Causal Interventions on Continuous Variables: A Case Study on Verb Bias in Steering Vectors for In-Context Learning
Summary
A new method enables causal intervention on continuous variables within language model representations, extending previous work that focused on discrete features like grammatical number. This technique identifies a low-dimensional direction for a graded target variable from activation vectors, then uses this direction to modify vectors towards counterfactual values. Researchers applied this to verb bias, a continuous psycholinguistic feature indicating syntactic structure preferences after a verb. The study demonstrates that verb bias is causally encoded in steering vectors extracted from large language models, with counterfactual edits to verb bias systematically altering downstream structural preferences. While steering vectors also contain error signals potentially driving in-context learning's error-driven updates, these specific aspects are not causally utilized in downstream production. The findings confirm the applicability of causal interventions to continuous variables, though fully linking them to in-context learning remains complex.
Key takeaway
For AI Scientists investigating language model interpretability, this research shows you can causally intervene on continuous internal representations. You should consider applying this method to other graded linguistic or semantic features to understand their influence on model behavior. While connecting these interventions to in-context learning remains challenging, your ability to precisely manipulate features like verb bias offers new avenues for probing model mechanisms. This can improve control over model outputs.
Key insights
Causal interventions can effectively manipulate continuous variables like verb bias in language model steering vectors.
Principles
- Verb bias is causally represented in LLM steering vectors.
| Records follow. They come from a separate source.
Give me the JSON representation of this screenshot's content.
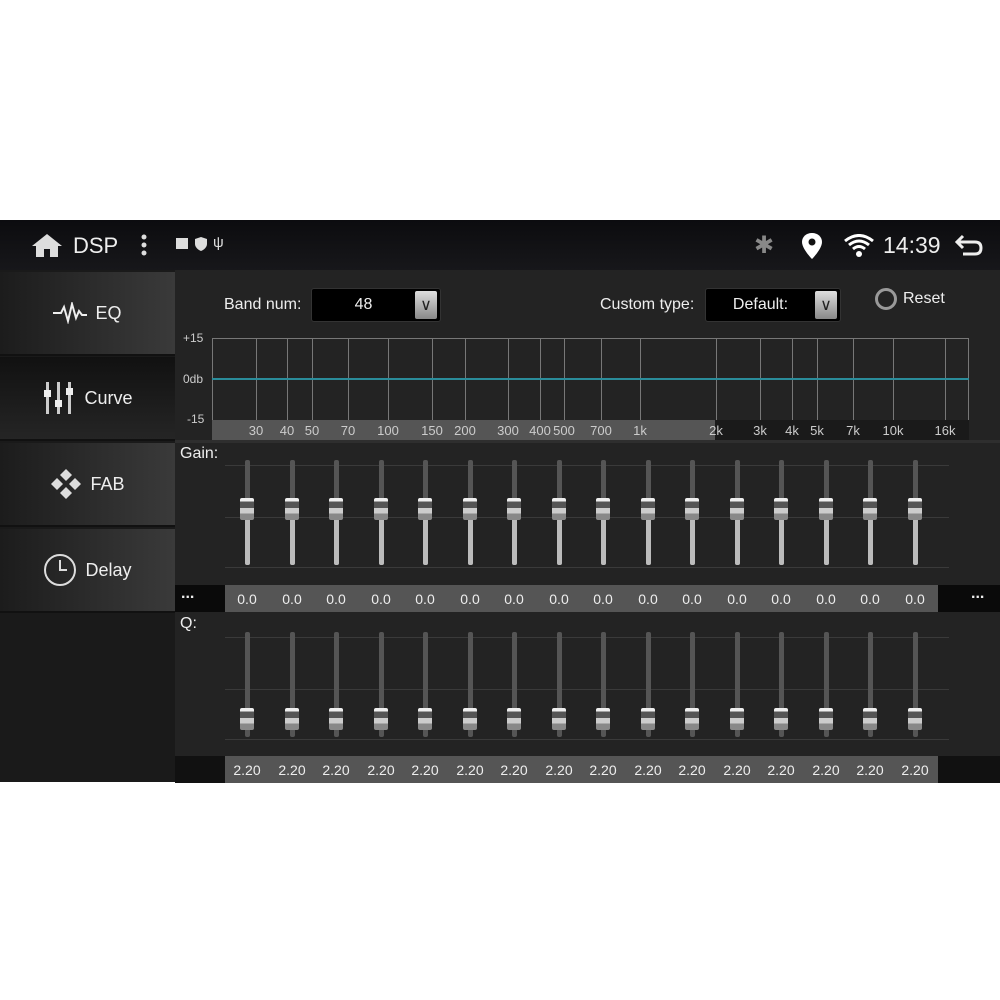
{
  "status": {
    "title": "DSP",
    "time": "14:39",
    "icons": [
      "home-icon",
      "more-vert-icon",
      "image-icon",
      "shield-play-icon",
      "usb-icon",
      "bluetooth-icon",
      "location-icon",
      "wifi-icon",
      "back-icon"
    ]
  },
  "sidebar": {
    "items": [
      {
        "label": "EQ",
        "icon": "waveform-icon"
      },
      {
        "label": "Curve",
        "icon": "sliders-icon",
        "selected": true
      },
      {
        "label": "FAB",
        "icon": "fader-balance-icon"
      },
      {
        "label": "Delay",
        "icon": "clock-icon"
      }
    ]
  },
  "controls": {
    "band_label": "Band num:",
    "band_value": "48",
    "custom_label": "Custom type:",
    "custom_value": "Default:",
    "reset_label": "Reset"
  },
  "graph": {
    "y_labels": [
      "+15",
      "0db",
      "-15"
    ],
    "freq_labels": [
      "30",
      "40",
      "50",
      "70",
      "100",
      "150",
      "200",
      "300",
      "400",
      "500",
      "700",
      "1k",
      "2k",
      "3k",
      "4k",
      "5k",
      "7k",
      "10k",
      "16k"
    ],
    "curve_color": "#2a8c9a"
  },
  "gain": {
    "label": "Gain:",
    "values": [
      "0.0",
      "0.0",
      "0.0",
      "0.0",
      "0.0",
      "0.0",
      "0.0",
      "0.0",
      "0.0",
      "0.0",
      "0.0",
      "0.0",
      "0.0",
      "0.0",
      "0.0",
      "0.0"
    ],
    "more": "..."
  },
  "q": {
    "label": "Q:",
    "values": [
      "2.20",
      "2.20",
      "2.20",
      "2.20",
      "2.20",
      "2.20",
      "2.20",
      "2.20",
      "2.20",
      "2.20",
      "2.20",
      "2.20",
      "2.20",
      "2.20",
      "2.20",
      "2.20"
    ]
  }
}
- Counterfactual edits shift downstream structural preferences.
Method
Localize a low-dimensional direction for a graded target variable from activation vectors, then edit vectors towards counterfactual target values using this direction.
In practice
- Manipulate continuous linguistic features in LLMs.
- Investigate causal links between internal states and output.
Topics
- Causal Intervention
- Continuous Variables
- Language Models
- Steering Vectors
- Verb Bias
- In-Context Learning
Best for: NLP Engineer, AI Scientist, Research Scientist
Related on AIssential
Editorial summary, takeaway, and curation by AIssential. Original article published by Computation and Language.